The two players to the left of the dealer put out blind bets. The player directly to the dealer's left puts out the small blind while the player two to the dealer's left puts out the big blind. Every player is dealt two cards, face down. These are called hole or pocket cards. The action, or the first move, falls on the player to the left of the big blind. She can either call the bet, raise it, or fold. Betting continues around the table, clockwise. After the betting is completed, three cards are dealt face up in the center of the table, which is referred to as the board. The first three cards in Texas Hold'em are called the flop. These cards are “community cards” meaning everyone can (and will) use them in combination with their own hole cards to make the best hand. From the flop on, betting begins with the player to the dealer’s left, who can check or bet. A fourth card is dealt face up onto the board. This is called fourth street or the turn card. Another round of betting. The final card is dealt face up. This card is also called fifth street or the river. A final round of betting occurs. The remaining players show their cards and the person who can make the best five card hand by combining their pocket cards with the cards on the board wins. Note: In some rare cases in Texas Hold'em, the five cards making up the board will actually be the best hand, in which case everyone left in the hand divides up the pot.

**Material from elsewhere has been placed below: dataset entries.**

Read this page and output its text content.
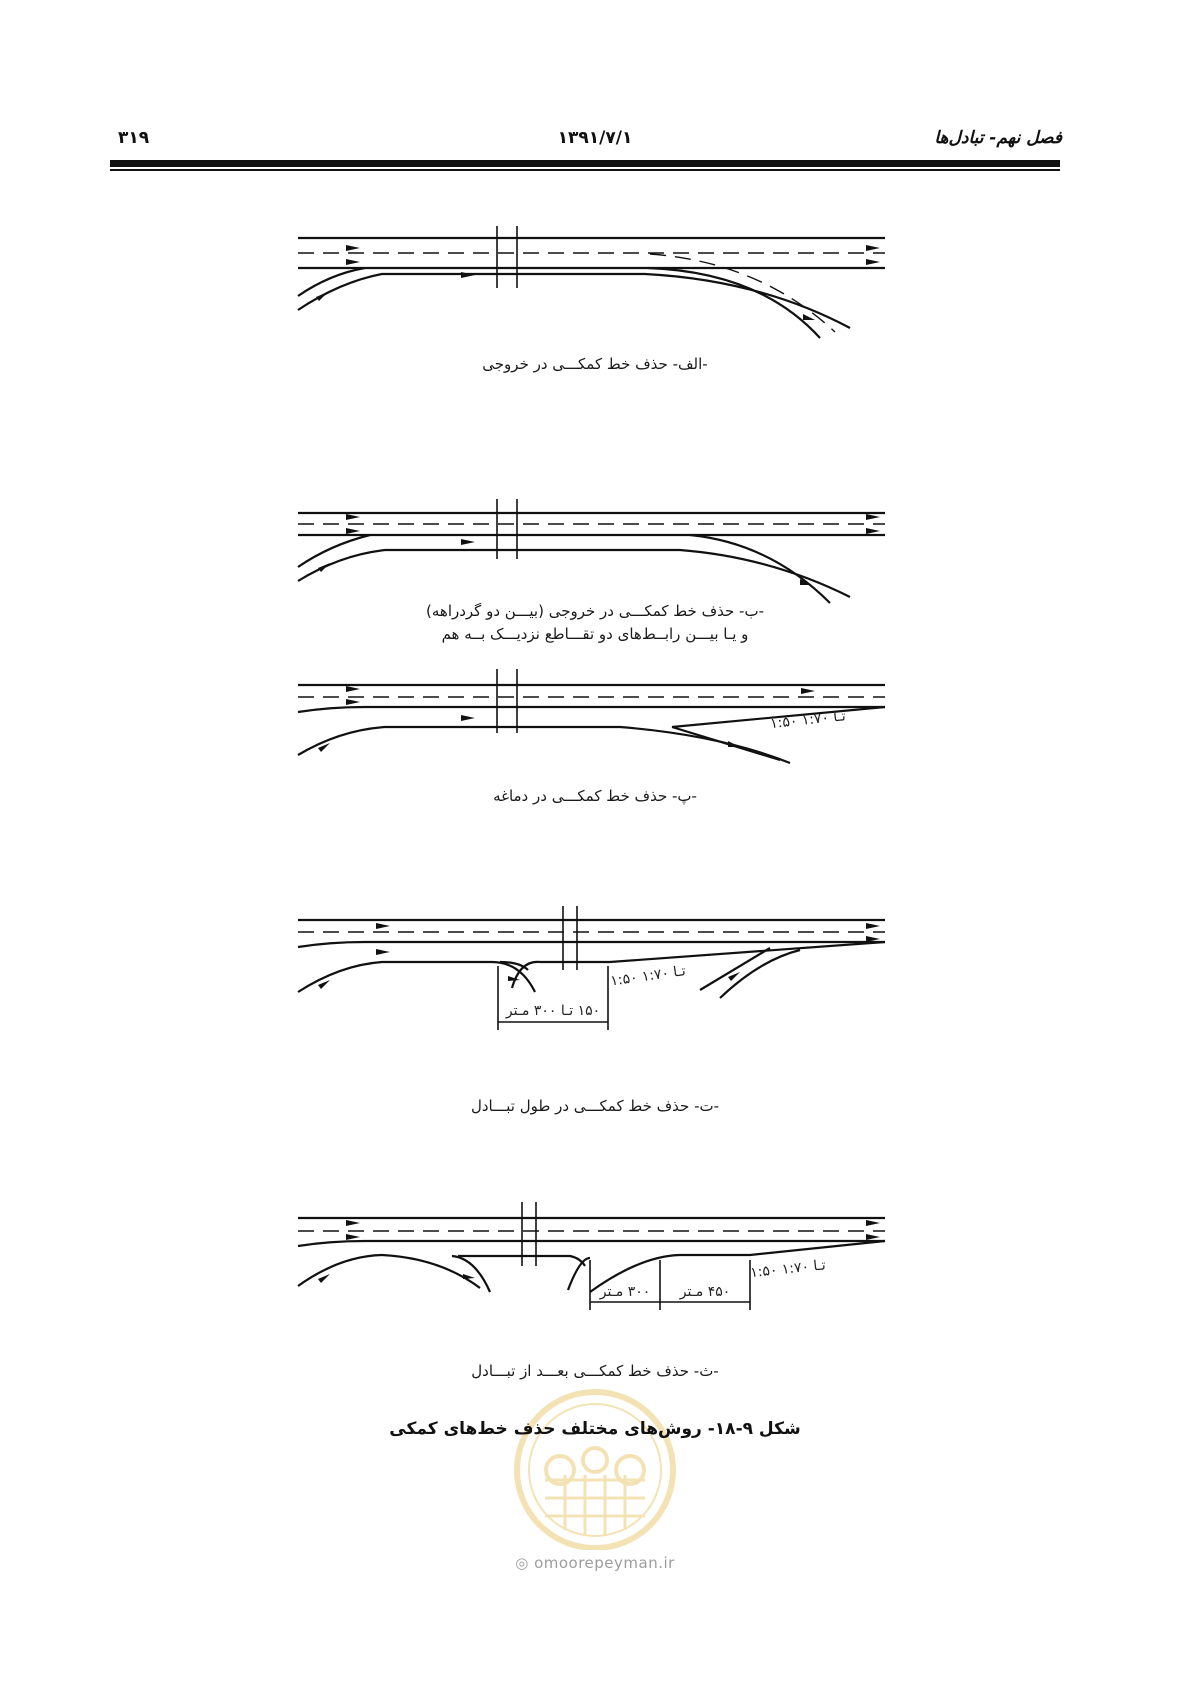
فصل نهم- تبادل‌ها
۱۳۹۱/۷/۱
۳۱۹
-الف- حذف خط کمکـــی در خروجی
-ب- حذف خط کمکـــی در خروجی (بیـــن دو گردراهه)
و یـا بیـــن رابــط‌های دو تقـــاطع نزدیـــک بــه هم
۱:۵۰ تـا ۱:۷۰
-پ- حذف خط کمکـــی در دماغه
۱:۵۰ تـا ۱:۷۰
۱۵۰ تـا ۳۰۰ مـتر
-ت- حذف خط کمکـــی در طول تبـــادل
۱:۵۰ تـا ۱:۷۰
۳۰۰ مـتر ۴۵۰ مـتر
-ث- حذف خط کمکـــی بعـــد از تبـــادل
شکل ۹-۱۸- روش‌های مختلف حذف خط‌های کمکی
◎ omoorepeyman.ir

Texas Hold'em Table Layout

Casino party poker table

As you will notice, the layout of the Texas hold'em poker table does not have any markings like other casino game tables. Most casino party poker tables hold 8 players plus the dealer.

How to Play Poker at a Casino Party

Before playing poker at a casino party or charity poker tournament, the first thing a poker player should learn is which cards are worth playing. Many beginners stay in with cards that have little or no chance of becoming a playable hand.

Remember that no two cards alone are unbeatable, and once the flop comes out, cards that looked promising may no longer be worth playing. But to give yourself the best chance of winning, be patient and play only the best hands. Listed here are the strongest starting hands in Texas Hold'em. Other hands are playable depending on the table, but beginners may want to only play premium hands until they understand the game more fully. Playing these hands will not guarantee that you will win the hand but it's a good place to begin.

High Pairs - Aces, Kings, Queens and Jacks. Pairs of 10's, 9's, and 8's are decent starting hands.

Aces with a suited High Card - When you get dealt an Ace with a Kings, Queens, Jack, and even a 10 of the same suit, play them. You will have a decent high card. If the flush comes, you'll have the best possible flush because of your ace. High straights and a straight flush are also possible with these cards.

Suited Faces Cards and 10's - Suited face cards for the most part are playable hands. They hold a lot of potential including high pair with a strong kicker, straights, and flushes.

Aces with an unsuited High Card - Aces with an unsuited high card can give you top pair with a high kicker or a high straight. Because there may be other players that also have an ace, the strength of your second card is important. If two players tie, the second card decides the winner.

King with Face Card - A King paired with a Queen or a Jack isn't a strong hand but it is a playable hand. Two face cards rank high enough so that waiting to see the flop is a good idea.

Winning Poker Hands:

Royal Flush - This is a combination of the following cards of the same suit: Ace, King, Queen, Jack and Ten.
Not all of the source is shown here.